Wanwolhoemaengyeon is a novel written by the first woman writer who has been rather specifically identified. Lady Yi from the Jeonju Yi clan had the cultural sophistication and skills to write a novel, considering the popularity of novels written in hangeul reaching its peak in the 18th century, the highest levels of scholarship attained by both her parents’ family and her husband's family, and the high level of cultural sophistication of the Korean nobility including the family of Lady Yi. Also, there was a culture of the whole family getting together to write and enjoy reading novels written in hangeul (Korean alphabet) among the Korean nobility at the time.

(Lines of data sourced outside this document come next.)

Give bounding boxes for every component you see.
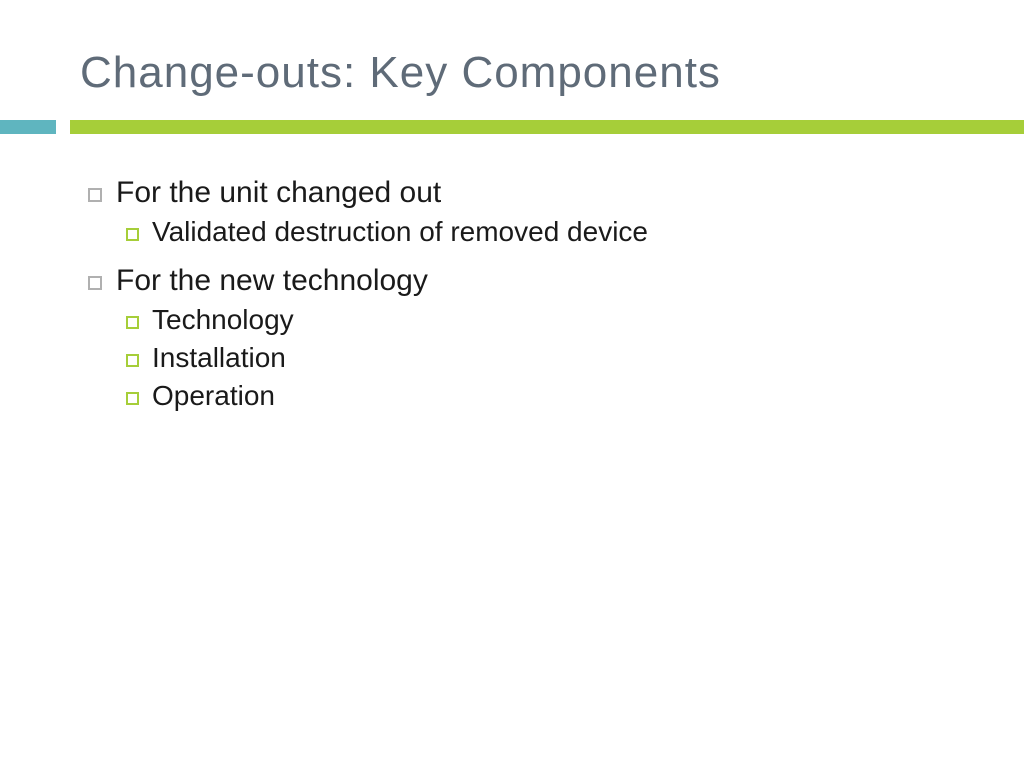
- list-item-text: For the new technology: [116, 264, 428, 298]
- list-subitem: Technology: [126, 304, 1024, 336]
- list-subitem-text: Operation: [152, 380, 275, 412]
- slide: Change-outs: Key Components For the unit…: [0, 0, 1024, 768]
- list-item-text: For the unit changed out: [116, 176, 441, 210]
- divider: [0, 120, 1024, 134]
- slide-body: For the unit changed out Validated destr…: [0, 176, 1024, 412]
- list-subitem-text: Validated destruction of removed device: [152, 216, 648, 248]
- list-subitem-text: Installation: [152, 342, 286, 374]
- list-subitem: Operation: [126, 380, 1024, 412]
- list-item: For the unit changed out: [88, 176, 1024, 210]
- list-subitem-text: Technology: [152, 304, 294, 336]
- divider-accent-green: [70, 120, 1024, 134]
- list-item: For the new technology: [88, 264, 1024, 298]
- square-bullet-icon: [88, 188, 102, 202]
- list-subitem: Installation: [126, 342, 1024, 374]
- square-bullet-icon: [126, 316, 139, 329]
- slide-title: Change-outs: Key Components: [0, 0, 1024, 98]
- square-bullet-icon: [126, 228, 139, 241]
- square-bullet-icon: [126, 354, 139, 367]
- divider-accent-teal: [0, 120, 56, 134]
- square-bullet-icon: [126, 392, 139, 405]
- divider-gap: [56, 120, 70, 134]
- square-bullet-icon: [88, 276, 102, 290]
- list-subitem: Validated destruction of removed device: [126, 216, 1024, 248]
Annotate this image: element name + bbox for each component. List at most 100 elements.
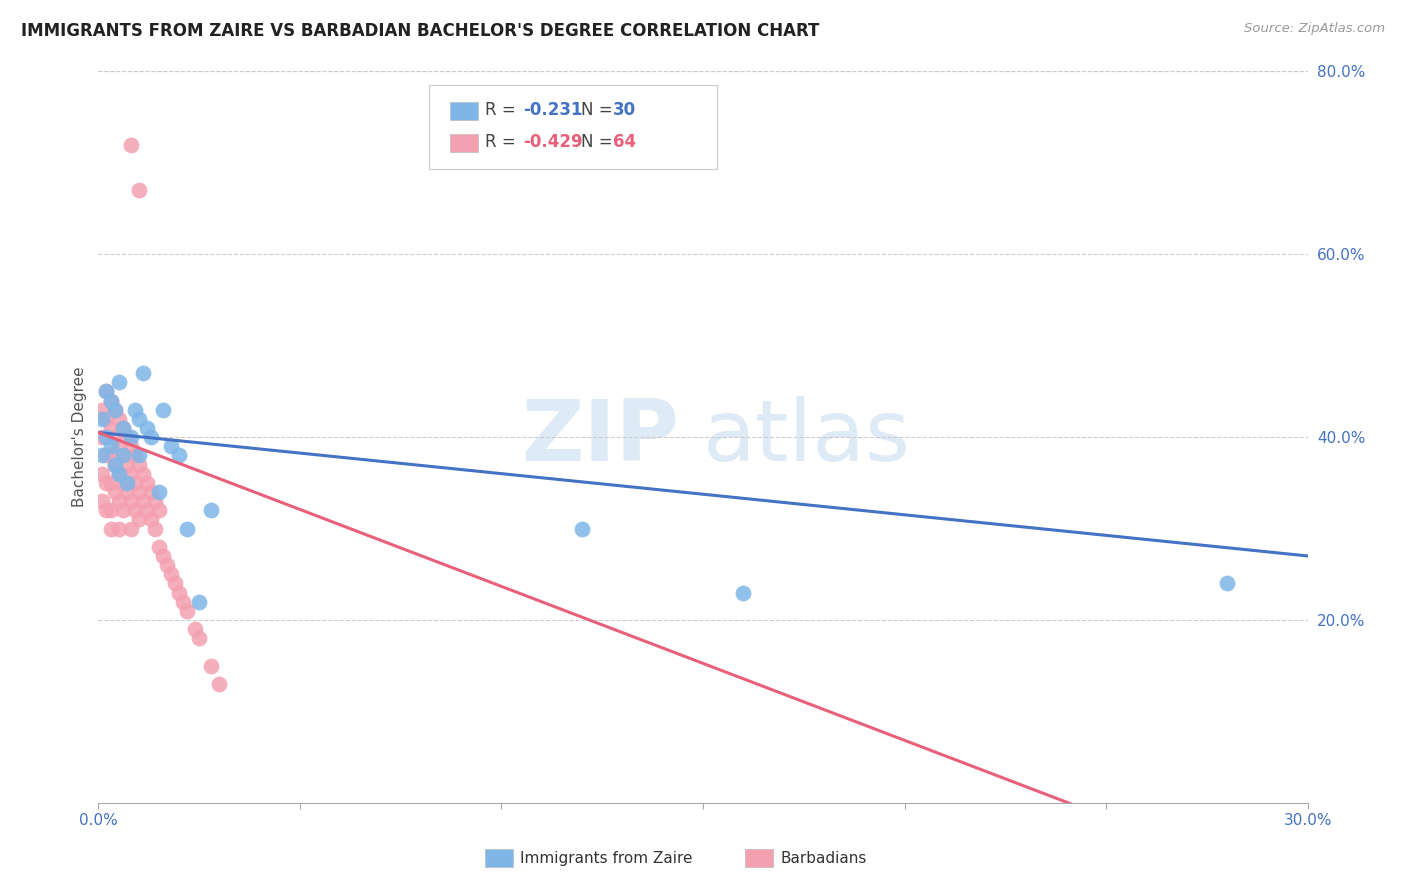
- Point: [91, 467, 114, 481]
- Text: Source: ZipAtlas.com: Source: ZipAtlas.com: [1244, 22, 1385, 36]
- Point: [208, 677, 231, 691]
- Point: [100, 421, 122, 435]
- Point: [96, 475, 118, 490]
- Text: R =: R =: [485, 101, 522, 119]
- Point: [124, 503, 146, 517]
- Point: [96, 430, 118, 444]
- Point: [160, 439, 183, 453]
- Point: [124, 475, 146, 490]
- Point: [132, 494, 155, 508]
- Point: [120, 521, 142, 535]
- Point: [184, 622, 207, 636]
- Point: [135, 475, 157, 490]
- Point: [96, 448, 118, 462]
- Point: [152, 549, 174, 563]
- Point: [115, 430, 138, 444]
- Point: [139, 512, 162, 526]
- Point: [91, 402, 114, 417]
- Point: [188, 632, 211, 646]
- Point: [124, 402, 146, 417]
- Point: [120, 494, 142, 508]
- Point: [176, 521, 198, 535]
- Point: [96, 503, 118, 517]
- Point: [111, 448, 134, 462]
- Point: [1216, 576, 1239, 591]
- Point: [115, 458, 138, 472]
- Point: [188, 594, 211, 608]
- Point: [139, 485, 162, 500]
- Point: [100, 393, 122, 408]
- Point: [100, 475, 122, 490]
- Point: [135, 503, 157, 517]
- Text: -0.429: -0.429: [523, 133, 582, 151]
- Point: [100, 439, 122, 453]
- Point: [103, 402, 125, 417]
- Point: [132, 467, 155, 481]
- Text: IMMIGRANTS FROM ZAIRE VS BARBADIAN BACHELOR'S DEGREE CORRELATION CHART: IMMIGRANTS FROM ZAIRE VS BARBADIAN BACHE…: [21, 22, 820, 40]
- Point: [156, 558, 179, 573]
- Point: [107, 375, 129, 389]
- Text: atlas: atlas: [703, 395, 911, 479]
- Point: [96, 384, 118, 399]
- Point: [152, 402, 174, 417]
- Point: [135, 421, 157, 435]
- Point: [96, 412, 118, 426]
- Point: [148, 540, 170, 554]
- Point: [120, 430, 142, 444]
- Point: [200, 658, 222, 673]
- Point: [107, 467, 129, 481]
- Point: [91, 430, 114, 444]
- Point: [100, 503, 122, 517]
- Point: [103, 402, 125, 417]
- Point: [103, 458, 125, 472]
- Point: [143, 494, 166, 508]
- Point: [167, 448, 190, 462]
- Point: [128, 512, 150, 526]
- Point: [571, 521, 593, 535]
- Point: [107, 467, 129, 481]
- Point: [91, 412, 114, 426]
- Point: [176, 604, 198, 618]
- Point: [107, 412, 129, 426]
- Point: [100, 448, 122, 462]
- Point: [128, 485, 150, 500]
- Point: [96, 384, 118, 399]
- Point: [120, 467, 142, 481]
- Point: [160, 567, 183, 582]
- Point: [124, 448, 146, 462]
- Point: [148, 485, 170, 500]
- Point: [115, 485, 138, 500]
- Point: [120, 439, 142, 453]
- Point: [103, 430, 125, 444]
- Point: [111, 503, 134, 517]
- Text: Barbadians: Barbadians: [780, 851, 866, 865]
- Text: ZIP: ZIP: [522, 395, 679, 479]
- Point: [172, 594, 194, 608]
- Point: [91, 494, 114, 508]
- Text: -0.231: -0.231: [523, 101, 582, 119]
- Point: [120, 137, 142, 152]
- Point: [107, 439, 129, 453]
- Point: [128, 458, 150, 472]
- Text: N =: N =: [581, 133, 617, 151]
- Point: [200, 503, 222, 517]
- Text: Immigrants from Zaire: Immigrants from Zaire: [520, 851, 693, 865]
- Point: [128, 412, 150, 426]
- Text: N =: N =: [581, 101, 617, 119]
- Point: [115, 475, 138, 490]
- Point: [128, 448, 150, 462]
- Point: [167, 585, 190, 599]
- Point: [733, 585, 755, 599]
- Point: [163, 576, 186, 591]
- Point: [100, 393, 122, 408]
- Point: [100, 521, 122, 535]
- Point: [111, 421, 134, 435]
- Point: [103, 485, 125, 500]
- Text: R =: R =: [485, 133, 522, 151]
- Point: [111, 421, 134, 435]
- Text: 64: 64: [613, 133, 636, 151]
- Point: [91, 448, 114, 462]
- Point: [128, 183, 150, 197]
- Text: 30: 30: [613, 101, 636, 119]
- Point: [139, 430, 162, 444]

Taking into consideration the possibility of a group being involved in writing, it seems difficult to deny the record that states the author of Wanwolhoemaengyeon as Lady Yi from the Jeonju Yi clan.
Wanwolhoemaengyeon is a classical masterpiece created relatively early, in the eighteenth century, that is unique in terms of length and quality writing. The sheer length of the novel is enormously long, matched only by Pak Kyung-Ri's Land. It also  boasts quality writing, particularly in terms of writing style and content. Among the classic novels written in hangeul, it is the most difficult to interpret but also has an elegant writing style. Based on these facts, some denied that it was authored by a woman, but continued research showed a high likelihood of a woman writer for this novel, which has since become an indicator of women's intellect at the time. Another characteristic feature of Wanwolhoemaengyeon is the narrative of scenes that focus on the details of dialogues, characters’ emotions, and aspects of daily life throughout the gradual progress of events.

== Texts ==
There are three different editions of the novel. The “Nakseonjaebon” consisting of 180 chapters in 180 volumes housed at the Academy of Korean Studies and the “Kyujanggakbon” consisting of 180 chapters in 93 volumes are complete sets of the novel. There is an incomplete set of six chapters in five volumes of the novel, housed at Yonsei University. This lengthy novel was set in modern type by Professor Kim Jin-Se of Seoul National University and was printed by Seoul National University Press.